Who should book this class (and who might skip it)

This experience fits best if you want real Thai cooking skills tied to ingredients you can recognize. It’s also ideal for couples, small groups, and anyone who enjoys markets.

I’d be cautious if you have leg problems, because the market involves walking and the tour isn’t described as mobility-accessible. Also plan for a 5-hour commitment that starts at 4:30 pm, so it works best if you’re not trying to squeeze it between other evening plans.

Vegetarian diners can often make it work, as long as you request the vegetarian option ahead of time.

Quick notes that help you enjoy the day

Alcoholic drinks aren’t included, but they’re available to purchase. If you’re the type who likes a cocktail with dinner, budget for it separately.

You’ll also get beverage, organic coffee, and herbal tea during the experience. It’s a nice touch that makes the break times feel intentional instead of like an afterthought.

And yes, the day is private. Only your group participates, so you get a more direct instructor-to-participant ratio and a calmer learning pace.

Should you book Benny and Nan’s private dinner cooking class?

I’d book it if you want a Thai cooking day that feels grounded in Chiang Mai life, not like a staged show. The strongest reasons to choose this are the market tour, the chance to make curry paste from scratch, and the take-home full-color recipe book that helps you recreate the dishes.

If you’re worried about walking or mobility, or if you only want a quick bite instead of a skills-focused experience, then you might prefer something simpler. But if you like learning by doing and you want a home-kitchen meal you can repeat, this is the kind of activity that turns travel into something useful.

FAQ

Is this class private, or will I join other people?

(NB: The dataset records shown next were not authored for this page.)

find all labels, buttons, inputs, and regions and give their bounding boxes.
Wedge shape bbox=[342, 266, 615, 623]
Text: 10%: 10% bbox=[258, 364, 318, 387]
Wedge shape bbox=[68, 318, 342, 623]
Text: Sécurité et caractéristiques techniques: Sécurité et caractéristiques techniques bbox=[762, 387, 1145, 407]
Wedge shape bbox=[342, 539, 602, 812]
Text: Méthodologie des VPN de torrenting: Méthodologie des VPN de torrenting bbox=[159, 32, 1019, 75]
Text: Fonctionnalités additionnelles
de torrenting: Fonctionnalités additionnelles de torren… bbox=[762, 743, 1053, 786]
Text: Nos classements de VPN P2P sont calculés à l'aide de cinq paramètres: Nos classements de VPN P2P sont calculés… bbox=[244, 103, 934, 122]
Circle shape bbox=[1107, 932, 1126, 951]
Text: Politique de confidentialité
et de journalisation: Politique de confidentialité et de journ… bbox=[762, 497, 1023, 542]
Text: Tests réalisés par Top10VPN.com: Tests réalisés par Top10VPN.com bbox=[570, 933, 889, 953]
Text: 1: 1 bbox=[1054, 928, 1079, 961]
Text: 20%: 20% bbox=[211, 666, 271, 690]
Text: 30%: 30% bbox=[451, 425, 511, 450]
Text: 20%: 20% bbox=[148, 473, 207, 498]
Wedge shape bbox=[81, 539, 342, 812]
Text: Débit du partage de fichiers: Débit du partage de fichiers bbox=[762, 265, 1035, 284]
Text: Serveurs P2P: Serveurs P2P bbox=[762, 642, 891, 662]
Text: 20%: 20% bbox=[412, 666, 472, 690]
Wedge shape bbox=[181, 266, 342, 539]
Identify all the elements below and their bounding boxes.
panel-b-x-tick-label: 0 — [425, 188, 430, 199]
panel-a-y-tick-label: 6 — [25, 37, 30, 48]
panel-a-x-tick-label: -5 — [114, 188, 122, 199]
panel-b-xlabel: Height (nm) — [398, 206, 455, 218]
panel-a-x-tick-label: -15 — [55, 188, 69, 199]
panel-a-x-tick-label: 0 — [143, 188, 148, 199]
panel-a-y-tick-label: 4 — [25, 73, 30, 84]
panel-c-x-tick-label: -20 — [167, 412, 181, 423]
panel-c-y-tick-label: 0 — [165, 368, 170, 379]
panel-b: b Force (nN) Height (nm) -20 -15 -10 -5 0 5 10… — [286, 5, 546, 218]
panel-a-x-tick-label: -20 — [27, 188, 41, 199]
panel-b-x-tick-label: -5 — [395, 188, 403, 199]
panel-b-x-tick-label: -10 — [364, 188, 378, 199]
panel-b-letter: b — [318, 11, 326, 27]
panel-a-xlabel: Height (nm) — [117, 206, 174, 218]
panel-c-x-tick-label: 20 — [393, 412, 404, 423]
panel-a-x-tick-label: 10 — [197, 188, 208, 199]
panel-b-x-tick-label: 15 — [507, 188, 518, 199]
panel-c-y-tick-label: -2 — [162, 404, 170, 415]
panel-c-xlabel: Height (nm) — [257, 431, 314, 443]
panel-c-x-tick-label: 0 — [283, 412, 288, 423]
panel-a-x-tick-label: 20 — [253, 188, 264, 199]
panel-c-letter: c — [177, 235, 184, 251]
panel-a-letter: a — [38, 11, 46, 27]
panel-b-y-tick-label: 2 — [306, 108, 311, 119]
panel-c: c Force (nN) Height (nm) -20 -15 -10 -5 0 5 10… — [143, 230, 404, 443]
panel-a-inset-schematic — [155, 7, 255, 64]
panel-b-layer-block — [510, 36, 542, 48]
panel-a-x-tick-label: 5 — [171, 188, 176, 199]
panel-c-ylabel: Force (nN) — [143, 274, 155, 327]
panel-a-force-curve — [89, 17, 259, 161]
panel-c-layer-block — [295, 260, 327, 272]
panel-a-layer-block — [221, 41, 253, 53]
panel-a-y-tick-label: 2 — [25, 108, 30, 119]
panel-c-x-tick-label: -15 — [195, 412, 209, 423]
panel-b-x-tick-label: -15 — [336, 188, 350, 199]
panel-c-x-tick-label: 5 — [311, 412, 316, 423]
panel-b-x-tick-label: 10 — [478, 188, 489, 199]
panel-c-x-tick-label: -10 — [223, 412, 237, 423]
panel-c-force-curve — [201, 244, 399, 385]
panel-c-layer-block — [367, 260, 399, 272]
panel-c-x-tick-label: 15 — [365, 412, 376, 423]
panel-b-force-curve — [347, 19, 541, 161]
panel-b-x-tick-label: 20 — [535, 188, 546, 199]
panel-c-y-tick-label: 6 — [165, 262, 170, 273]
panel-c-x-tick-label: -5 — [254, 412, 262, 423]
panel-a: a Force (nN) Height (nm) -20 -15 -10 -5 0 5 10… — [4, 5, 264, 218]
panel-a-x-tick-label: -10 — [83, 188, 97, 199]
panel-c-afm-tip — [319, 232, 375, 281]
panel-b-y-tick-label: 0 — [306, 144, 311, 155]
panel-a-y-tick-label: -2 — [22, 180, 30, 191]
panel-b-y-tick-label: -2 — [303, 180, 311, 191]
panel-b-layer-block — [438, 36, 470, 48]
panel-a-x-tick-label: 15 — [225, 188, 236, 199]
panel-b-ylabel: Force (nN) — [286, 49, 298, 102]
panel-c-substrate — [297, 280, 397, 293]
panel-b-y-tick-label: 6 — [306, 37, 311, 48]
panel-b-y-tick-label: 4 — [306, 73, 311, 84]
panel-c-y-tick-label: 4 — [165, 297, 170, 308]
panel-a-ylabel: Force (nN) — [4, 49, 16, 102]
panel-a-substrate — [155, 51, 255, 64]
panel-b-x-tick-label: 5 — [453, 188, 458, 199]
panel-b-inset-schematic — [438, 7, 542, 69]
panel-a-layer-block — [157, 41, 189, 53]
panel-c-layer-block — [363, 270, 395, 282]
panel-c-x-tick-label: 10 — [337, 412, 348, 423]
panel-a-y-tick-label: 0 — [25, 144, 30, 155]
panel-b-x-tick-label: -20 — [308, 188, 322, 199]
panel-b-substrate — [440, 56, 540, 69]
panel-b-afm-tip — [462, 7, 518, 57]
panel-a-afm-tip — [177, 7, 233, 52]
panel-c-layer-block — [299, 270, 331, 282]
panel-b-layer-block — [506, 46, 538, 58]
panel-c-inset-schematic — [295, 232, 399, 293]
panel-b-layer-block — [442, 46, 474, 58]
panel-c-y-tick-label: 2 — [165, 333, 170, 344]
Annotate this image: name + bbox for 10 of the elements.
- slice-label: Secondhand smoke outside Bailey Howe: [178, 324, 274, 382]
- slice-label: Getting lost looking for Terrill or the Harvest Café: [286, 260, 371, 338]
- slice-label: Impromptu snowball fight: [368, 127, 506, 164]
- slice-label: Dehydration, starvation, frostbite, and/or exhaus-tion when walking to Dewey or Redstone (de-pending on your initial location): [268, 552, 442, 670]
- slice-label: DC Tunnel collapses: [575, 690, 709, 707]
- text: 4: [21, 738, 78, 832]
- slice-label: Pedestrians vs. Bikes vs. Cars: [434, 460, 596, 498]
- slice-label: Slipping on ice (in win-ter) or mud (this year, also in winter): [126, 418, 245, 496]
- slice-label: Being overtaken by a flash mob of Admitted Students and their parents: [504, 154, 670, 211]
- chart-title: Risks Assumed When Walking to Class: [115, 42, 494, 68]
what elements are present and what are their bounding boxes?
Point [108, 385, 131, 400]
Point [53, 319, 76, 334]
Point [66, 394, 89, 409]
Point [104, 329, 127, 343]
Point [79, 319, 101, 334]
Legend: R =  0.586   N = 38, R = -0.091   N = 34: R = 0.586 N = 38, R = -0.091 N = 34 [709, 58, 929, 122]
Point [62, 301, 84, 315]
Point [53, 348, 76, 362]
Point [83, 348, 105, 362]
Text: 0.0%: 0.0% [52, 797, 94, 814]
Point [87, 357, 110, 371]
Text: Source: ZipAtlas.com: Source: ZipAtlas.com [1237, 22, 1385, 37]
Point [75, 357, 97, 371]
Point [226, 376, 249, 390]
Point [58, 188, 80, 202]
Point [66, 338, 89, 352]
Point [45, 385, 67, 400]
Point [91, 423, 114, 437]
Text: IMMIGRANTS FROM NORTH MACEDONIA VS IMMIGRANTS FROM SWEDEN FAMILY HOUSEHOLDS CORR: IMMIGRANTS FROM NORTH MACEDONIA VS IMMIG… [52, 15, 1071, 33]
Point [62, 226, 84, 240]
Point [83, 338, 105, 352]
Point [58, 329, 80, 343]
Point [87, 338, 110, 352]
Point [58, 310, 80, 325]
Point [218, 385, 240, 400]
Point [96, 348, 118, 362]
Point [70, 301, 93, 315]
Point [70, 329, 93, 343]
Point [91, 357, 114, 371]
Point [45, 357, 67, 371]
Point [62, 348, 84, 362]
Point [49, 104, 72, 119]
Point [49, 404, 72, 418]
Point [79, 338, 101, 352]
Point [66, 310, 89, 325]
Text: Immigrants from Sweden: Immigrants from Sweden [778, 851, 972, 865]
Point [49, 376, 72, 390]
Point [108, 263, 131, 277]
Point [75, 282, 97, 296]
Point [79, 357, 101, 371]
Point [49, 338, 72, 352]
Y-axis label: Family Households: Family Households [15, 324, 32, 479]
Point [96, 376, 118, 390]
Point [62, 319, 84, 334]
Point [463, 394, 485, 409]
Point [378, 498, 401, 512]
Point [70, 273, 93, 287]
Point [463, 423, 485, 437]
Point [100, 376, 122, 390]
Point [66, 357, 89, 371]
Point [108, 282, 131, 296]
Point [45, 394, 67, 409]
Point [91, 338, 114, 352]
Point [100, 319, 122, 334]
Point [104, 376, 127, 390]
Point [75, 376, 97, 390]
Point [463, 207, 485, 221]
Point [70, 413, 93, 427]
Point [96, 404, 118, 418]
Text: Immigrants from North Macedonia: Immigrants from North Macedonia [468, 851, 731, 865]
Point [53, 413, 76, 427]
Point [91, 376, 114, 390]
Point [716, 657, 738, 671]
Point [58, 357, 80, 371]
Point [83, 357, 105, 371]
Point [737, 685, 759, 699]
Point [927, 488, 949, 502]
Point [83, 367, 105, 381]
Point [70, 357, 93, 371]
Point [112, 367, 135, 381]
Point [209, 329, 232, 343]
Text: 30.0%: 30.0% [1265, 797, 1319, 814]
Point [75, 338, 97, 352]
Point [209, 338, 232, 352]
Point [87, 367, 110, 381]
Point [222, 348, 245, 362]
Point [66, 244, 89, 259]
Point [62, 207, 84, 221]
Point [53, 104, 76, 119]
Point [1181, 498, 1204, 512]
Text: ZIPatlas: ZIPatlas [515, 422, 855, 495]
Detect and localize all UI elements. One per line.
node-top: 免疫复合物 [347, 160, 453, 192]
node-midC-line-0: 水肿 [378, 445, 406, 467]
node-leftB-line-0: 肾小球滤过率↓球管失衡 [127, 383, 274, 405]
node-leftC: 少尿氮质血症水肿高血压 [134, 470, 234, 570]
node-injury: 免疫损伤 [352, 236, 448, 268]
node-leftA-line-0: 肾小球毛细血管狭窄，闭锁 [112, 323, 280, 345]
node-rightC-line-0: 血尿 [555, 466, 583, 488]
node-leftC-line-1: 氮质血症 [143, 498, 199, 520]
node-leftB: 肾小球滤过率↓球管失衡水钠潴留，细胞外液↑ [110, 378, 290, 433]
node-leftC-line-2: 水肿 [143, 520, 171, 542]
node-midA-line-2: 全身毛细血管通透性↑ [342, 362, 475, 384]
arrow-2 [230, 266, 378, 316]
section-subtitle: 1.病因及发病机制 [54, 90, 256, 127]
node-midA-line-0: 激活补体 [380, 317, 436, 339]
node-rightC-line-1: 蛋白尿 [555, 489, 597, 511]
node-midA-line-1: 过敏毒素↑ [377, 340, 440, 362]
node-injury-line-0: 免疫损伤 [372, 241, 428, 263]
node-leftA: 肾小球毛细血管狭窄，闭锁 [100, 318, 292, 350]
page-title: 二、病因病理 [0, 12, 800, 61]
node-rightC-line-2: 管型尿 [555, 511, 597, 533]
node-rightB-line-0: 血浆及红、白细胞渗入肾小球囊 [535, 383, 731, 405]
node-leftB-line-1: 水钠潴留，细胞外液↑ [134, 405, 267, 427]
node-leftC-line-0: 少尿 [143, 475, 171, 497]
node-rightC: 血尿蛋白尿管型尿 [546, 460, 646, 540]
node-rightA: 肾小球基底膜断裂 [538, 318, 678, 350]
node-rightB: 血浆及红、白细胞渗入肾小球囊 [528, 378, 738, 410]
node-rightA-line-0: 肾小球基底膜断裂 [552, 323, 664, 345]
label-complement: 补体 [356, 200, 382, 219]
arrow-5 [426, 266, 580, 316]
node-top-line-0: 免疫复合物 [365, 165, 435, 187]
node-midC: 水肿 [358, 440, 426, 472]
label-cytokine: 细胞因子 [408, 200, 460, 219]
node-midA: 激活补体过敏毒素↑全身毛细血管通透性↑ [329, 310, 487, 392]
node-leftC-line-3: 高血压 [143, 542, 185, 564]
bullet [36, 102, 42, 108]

It’s a private tour/activity, so only your group participates.

How long is the cooking class?

The duration is about 5 hours.

What time does the class start?

Pickup and activities start at 4:30 pm.

Do I get hotel pickup and drop-off?

Hotel pickup and drop-off are included if you select that option, using a private vehicle.

Is there a vegetarian option?

Yes. A vegetarian option is available, and you should advise the provider at the time of booking.

What happens during the market tour?

You’ll go to a fresh local market for a tour and food tasting, then you can walk around again to buy things or take photos.

What should I bring or wear?

Bring a bottle of water for the market tour, and wear casual dress.

Are alcoholic drinks included in the price?

Alcoholic drinks are not included, but they are available to purchase.